DESABRIGADOS EM CUBATÃO
Vitor Lopes viu a casa construída pelos pais há 13 anos ir ao chão
Por Lucas Campos - Redação BS9
15/02/2022 - terça às 14h54
O documento da casa foi perdido durante a demolição - (foto: arquivo pessoal)
"Minha casa ficava ali há 13 anos e agora, do dia para a noite, foi demolida". Essa é a indignação do balconista Vitor Lopes, de 21 anos, morador da Vila Couto, em Cubatão. Sua casa foi demolida na última quinta-feira, dia 10, após a empresa ferroviária Rumo Logística iniciar um processo de reintegração de posse do terreno onde ela ficava, na Rua Jaime João Olcese.
A cunhada, Fernanda Lopes, de 26 anos, morava em outra casa, na parte de trás do terreno, e também viu tudo ir ao chão. Para as duas famílias, e para outras três que estão sob aviso prévio de 15 dias para demolição, a empresa deveria pagar uma ajuda de custo de seis mil reais, mas o valor ainda não foi depositado e essas pessoas estão sem lugar para morar.
"E mesmo essa quantia não bate com o valor da casa. A gente não consegue nem pagar o calção de uma nova. A Rumo está fazendo a limpa nesses terrenos próximos à linha do trem", lamenta Vitor.
A Rumo fez contato com a família em janeiro de 2021, avisando sobre a reintegração de posse do terreno. De lá pra cá, o caso foi paralisado por conta do avanço da pandemia e só reapareceu no último dia 7 de fevereiro, quando Vitor recebeu uma notificação informando que as casas seriam demolidas.
"Nós entramos em contato com um advogado para revogar a liminar da empresa. Ele mandou um e-mail para eles na segunda-feira, dia 7, às 14h45, e a Rumo respondeu apenas na quarta-feira, dia 9, às 17h13, informando que ela foi revogada e nós tínhamos um prazo total de 12 horas para sair de casa".
Casa construída pelos pais de Vitor que foi demolida pela empresa Rumo LogísticaNa quinta-feira, dia 11, funcionários da empresa chegaram logo cedo na casa de Vitor, com uma ordem judicial, informando que não poderiam fazer nada para adiar a demolição. "Ele ainda disse que a Rumo estava fazendo o melhor para nós.

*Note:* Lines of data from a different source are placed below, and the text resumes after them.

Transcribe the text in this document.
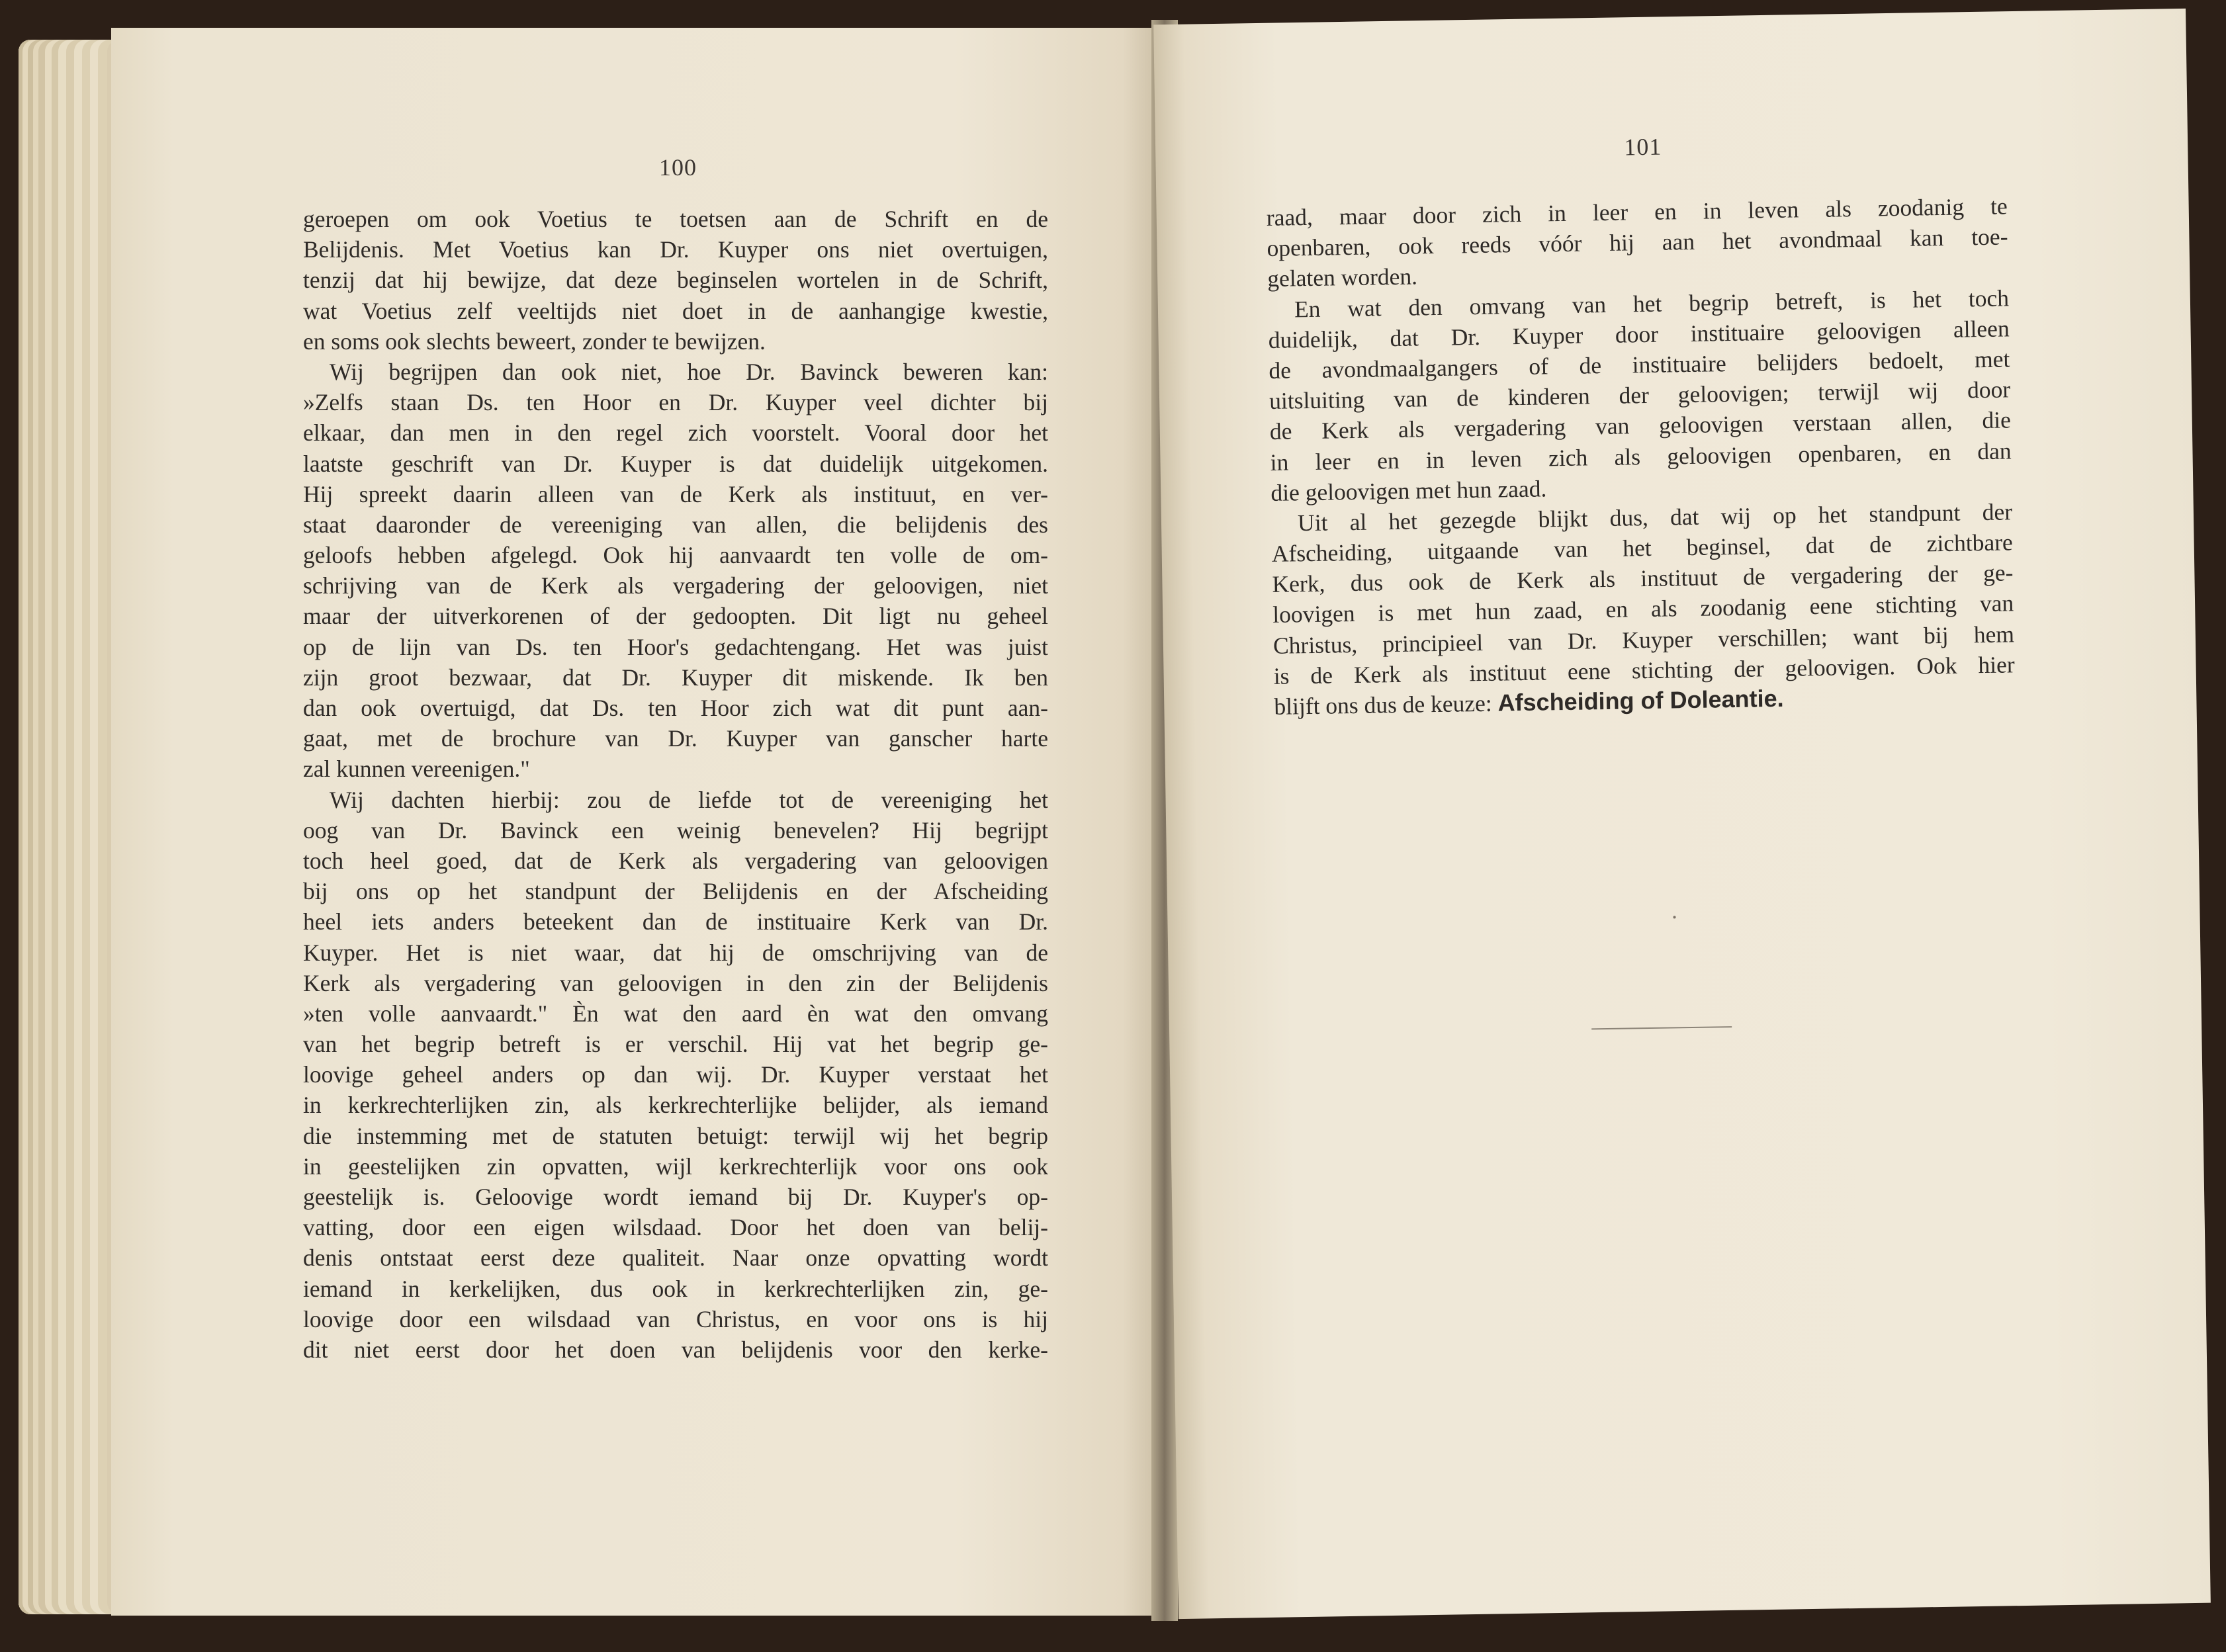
100
geroepen om ook Voetius te toetsen aan de Schrift en de
Belijdenis. Met Voetius kan Dr. Kuyper ons niet overtuigen,
tenzij dat hij bewijze, dat deze beginselen wortelen in de Schrift,
wat Voetius zelf veeltijds niet doet in de aanhangige kwestie,
en soms ook slechts beweert, zonder te bewijzen.
Wij begrijpen dan ook niet, hoe Dr. Bavinck beweren kan:
»Zelfs staan Ds. ten Hoor en Dr. Kuyper veel dichter bij
elkaar, dan men in den regel zich voorstelt. Vooral door het
laatste geschrift van Dr. Kuyper is dat duidelijk uitgekomen.
Hij spreekt daarin alleen van de Kerk als instituut, en ver-
staat daaronder de vereeniging van allen, die belijdenis des
geloofs hebben afgelegd. Ook hij aanvaardt ten volle de om-
schrijving van de Kerk als vergadering der geloovigen, niet
maar der uitverkorenen of der gedoopten. Dit ligt nu geheel
op de lijn van Ds. ten Hoor's gedachtengang. Het was juist
zijn groot bezwaar, dat Dr. Kuyper dit miskende. Ik ben
dan ook overtuigd, dat Ds. ten Hoor zich wat dit punt aan-
gaat, met de brochure van Dr. Kuyper van ganscher harte
zal kunnen vereenigen."
Wij dachten hierbij: zou de liefde tot de vereeniging het
oog van Dr. Bavinck een weinig benevelen? Hij begrijpt
toch heel goed, dat de Kerk als vergadering van geloovigen
bij ons op het standpunt der Belijdenis en der Afscheiding
heel iets anders beteekent dan de instituaire Kerk van Dr.
Kuyper. Het is niet waar, dat hij de omschrijving van de
Kerk als vergadering van geloovigen in den zin der Belijdenis
»ten volle aanvaardt." Èn wat den aard èn wat den omvang
van het begrip betreft is er verschil. Hij vat het begrip ge-
loovige geheel anders op dan wij. Dr. Kuyper verstaat het
in kerkrechterlijken zin, als kerkrechterlijke belijder, als iemand
die instemming met de statuten betuigt: terwijl wij het begrip
in geestelijken zin opvatten, wijl kerkrechterlijk voor ons ook
geestelijk is. Geloovige wordt iemand bij Dr. Kuyper's op-
vatting, door een eigen wilsdaad. Door het doen van belij-
denis ontstaat eerst deze qualiteit. Naar onze opvatting wordt
iemand in kerkelijken, dus ook in kerkrechterlijken zin, ge-
loovige door een wilsdaad van Christus, en voor ons is hij
dit niet eerst door het doen van belijdenis voor den kerke-
101
raad, maar door zich in leer en in leven als zoodanig te
openbaren, ook reeds vóór hij aan het avondmaal kan toe-
gelaten worden.
En wat den omvang van het begrip betreft, is het toch
duidelijk, dat Dr. Kuyper door instituaire geloovigen alleen
de avondmaalgangers of de instituaire belijders bedoelt, met
uitsluiting van de kinderen der geloovigen; terwijl wij door
de Kerk als vergadering van geloovigen verstaan allen, die
in leer en in leven zich als geloovigen openbaren, en dan
die geloovigen met hun zaad.
Uit al het gezegde blijkt dus, dat wij op het standpunt der
Afscheiding, uitgaande van het beginsel, dat de zichtbare
Kerk, dus ook de Kerk als instituut de vergadering der ge-
loovigen is met hun zaad, en als zoodanig eene stichting van
Christus, principieel van Dr. Kuyper verschillen; want bij hem
is de Kerk als instituut eene stichting der geloovigen. Ook hier
blijft ons dus de keuze: Afscheiding of Doleantie.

Tiraram todos os móveis da nossa casa, colocaram em um caminhão de mudança e demoliram o imóvel. Às 13h estávamos na rua, sem ter para onde ir".
O documento da casa foi perdido durante a demolição e, no momento, Vitor e outras seis pessoas de sua família estão abrigados na casa de amigos. "Se a gente não tivesse amigos pra ajudar estaríamos na rua até agora. Porque eles não tiveram empatia, não tiveram compaixão e não deram nenhuma ajuda pra gente. Nos deixaram à deriva, no meio da rua, e falaram que se a gente arrumasse um lugar para ir, eles levavam nossos móveis".
O terreno onde a casa foi construída era anteriormente um celeiro de cavalo. A família de Vitor chegou ao local, limpou o terreno e construiu a casa. Agora, ficam só as lembranças dos bons momentos que passaram ali. "Nós só queríamos mais tempo para sair de casa. Meu pai e minha mãe só choram e sequer tiveram ânimo para ir trabalhar".
Confira o depoimento publicado por Vitor nas redes sociais, onde mostra como era a casa em que viveu por 13 anos.
O outro lado
A empresa Rumo Logística informou, em nota, que o terreno onde foi realizada a reintegração de posse é de uso exclusivo do poder público federal e que os imóveis que foram demolidos estavam em uma faixa de domínio da ferrovia.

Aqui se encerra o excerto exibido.